Aims: We investigated if APOE4 carrier status modifies the effect of depression on the risk of dementia.
Methods: Subjects were 1933 Japanese-American men [mean age: 76.3 (SD: 3.6)] participating in the Honolulu-Asia Aging Study (HAAS) and followed for approximately 7 years. Study participants were screened for depressive symptoms by using an 11-item version of the Centers for Epidemiologic Studies Depression Scale (CES-D) at baseline exam. Dementia cases were examined by a neurologist or geriatrician and diagnosed using international criteria. Hazard ratios (HR) for the incidence of dementia were estimated using Cox proportional hazards models adjusted for age, education, stroke history, cardiovascular risk factors. Participants were divided into 4 groups based on depression status at baseline and APOE e4 carrier status: men without depression and without APOE e4, men without depression and with APOE e4, depressed men without APOE e4, depressed men with APOE e4.

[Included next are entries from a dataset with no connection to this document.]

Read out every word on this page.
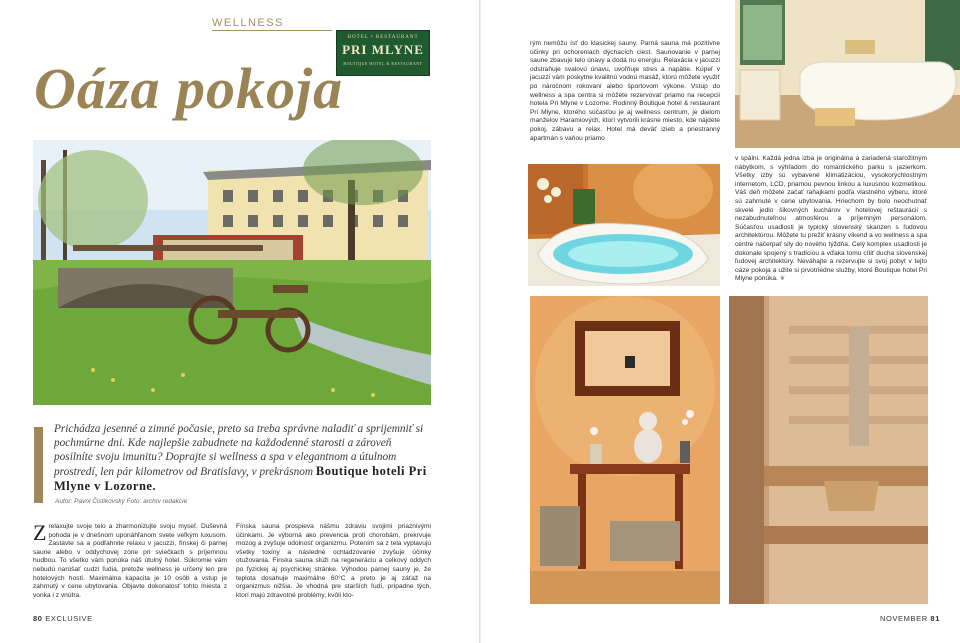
WELLNESS
HOTEL • RESTAURANT
PRI MLYNE
BOUTIQUE HOTEL & RESTAURANT
Oáza pokoja

Prichádza jesenné a zimné počasie, preto sa treba správne naladiť a sprijemniť si pochmúrne dni. Kde najlepšie zabudnete na každodenné starosti a zároveň posilníte svoju imunitu? Doprajte si wellness a spa v elegantnom a útulnom prostredí, len pár kilometrov od Bratislavy, v prekrásnom Boutique hoteli Pri Mlyne v Lozorne.

Autor: Pavol Čistikovský Foto: archív redakcie
Zrelaxujte svoje telo a zharmonizujte svoju myseľ. Duševná pohoda je v dnešnom uponáhľanom svete veľkým luxusom. Zastavte sa a podľahnite relaxu v jacuzzi, fínskej či parnej saune alebo v oddychovej zóne pri sviečkach s príjemnou hudbou. To všetko vám ponúka náš útulný hotel. Súkromie vám nebudú narúšať cudzí ľudia, pretože wellness je určený len pre hotelových hostí. Maximálna kapacita je 10 osôb a vstup je zahrnutý v cene ubytovania. Objavte dokonalosť tohto miesta z vonka i z vnútra.
Fínska sauna prospieva nášmu zdraviu svojimi priaznivými účinkami. Je výborná ako prevencia proti chorobám, prekrvuje mozog a zvyšuje odolnosť organizmu. Potením sa z tela vyplavujú všetky toxíny a následné ochladzovanie zvyšuje účinky otužovania. Fínska sauna slúži na regeneráciu a celkový oddych po fyzickej aj psychickej stránke. Výhodou parnej sauny je, že teplota dosahuje maximálne 60°C a preto je aj záťaž na organizmus nižšia. Je vhodná pre starších ľudí, prípadne tých, ktorí majú zdravotné problémy, kvôli kto-
rým nemôžu ísť do klasickej sauny. Parná sauna má pozitívne účinky pri ochoreniach dýchacích ciest. Saunovanie v parnej saune zbavuje telo únavy a dodá nu energiu. Relaxácia v jacuzzi odstraňuje svalovú únavu, uvoľňuje stres a napätie. Kúpeľ v jacuzzi vám poskytne kvalitnú vodnú masáž, ktorú môžete využiť po náročnom rokovaní alebo športovom výkone. Vstup do wellness a spa centra si môžete rezervovať priamo na recepcii hotela Pri Mlyne v Lozorne. Rodinný Boutique hotel & restaurant Pri Mlyne, ktorého súčasťou je aj wellness centrum, je dielom manželov Haramiových, ktorí vytvorili krásne miesto, kde nájdete pokoj, zábavu a relax. Hotel má deväť izieb a priestranný apartmán s vaňou priamo
v spálni. Každá jedna izba je originálna a zariadená starožitným nábytkom, s výhľadom do romantického parku s jazierkom. Všetky izby sú vybavené klimatizáciou, vysokorýchlostným internetom, LCD, priamou pevnou linkou a luxusnou kozmetikou. Váš deň môžete začať raňajkami podľa vlastného výberu, ktoré sú zahrnuté v cene ubytovania. Hriechom by bolo neochutnať skvelé jedlo šikovných kuchárov v hotelovej reštaurácii s nezabudnuteľnou atmosférou a príjemným personálom. Súčasťou usadlosti je typický slovenský skanzen s ľudovou architektúrou. Môžete tu prežiť krásny víkend a vo wellness a spa centre načerpať sily do nového týždňa. Celý komplex usadlosti je dokonale spojený s tradíciou a vďaka tomu cítiť ducha slovenskej ľudovej architektúry. Neváhajte a rezervujte si svoj pobyt v tejto oáze pokoja a užite si prvotriedne služby, ktoré Boutique hotel Pri Mlyne ponúka. ❦
80 EXCLUSIVE	NOVEMBER 81
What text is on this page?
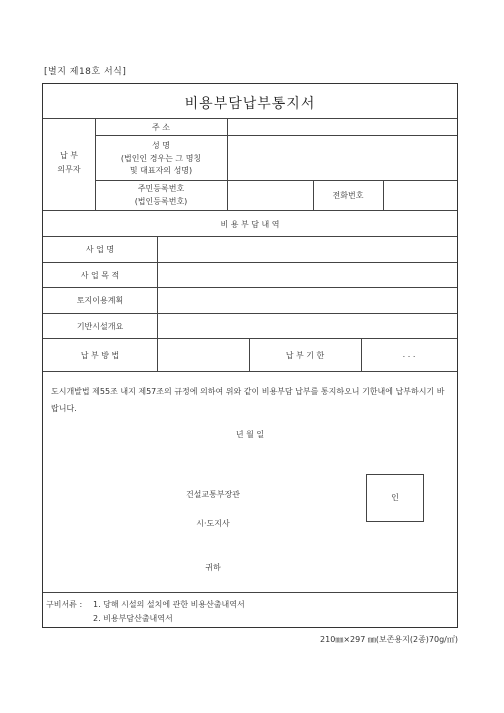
[별지 제18호 서식]
비용부담납부통지서
납 부
의무자
주 소
성 명
(법인인 경우는 그 명칭
및 대표자의 성명)
주민등록번호
(법인등록번호)
전화번호
비 용 부 담 내 역
사 업 명
사 업 목 적
토지이용계획
기반시설개요
납 부 방 법	납 부 기 한	. . .
도시개발법 제55조 내지 제57조의 규정에 의하여 위와 같이 비용부담 납부를 통지하오니 기한내에 납부하시기 바랍니다.
년 월 일
건설교통부장관
시·도지사
귀하
구비서류 : 1. 당해 시설의 설치에 관한 비용산출내역서
2. 비용부담산출내역서
인
210㎜×297 ㎜(보존용지(2종)70g/㎡)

Results: Compared to men with neither APOE e4 nor depression, depressed men without APOE e4 had 1.8 fold greater risk [95% CI (CI): 0.9–3.4], while depressed men with APOE e4 had 7.4 times greater risk (CI: 3.2–17.4). The risk in non-depressed men with APOE e4 for dementia was not statistically significant, although it was consistent with an increasing risk for dementia across the 4 strata from the men with neither depression nor APOE e4 to the strata with both depression and APOE e4.
Conclusions: APOE status modifies the association between depression and dementia. Whether aggressive efforts in treating depression in men with APOE e4 can reduce the risk of dementia warrants consideration.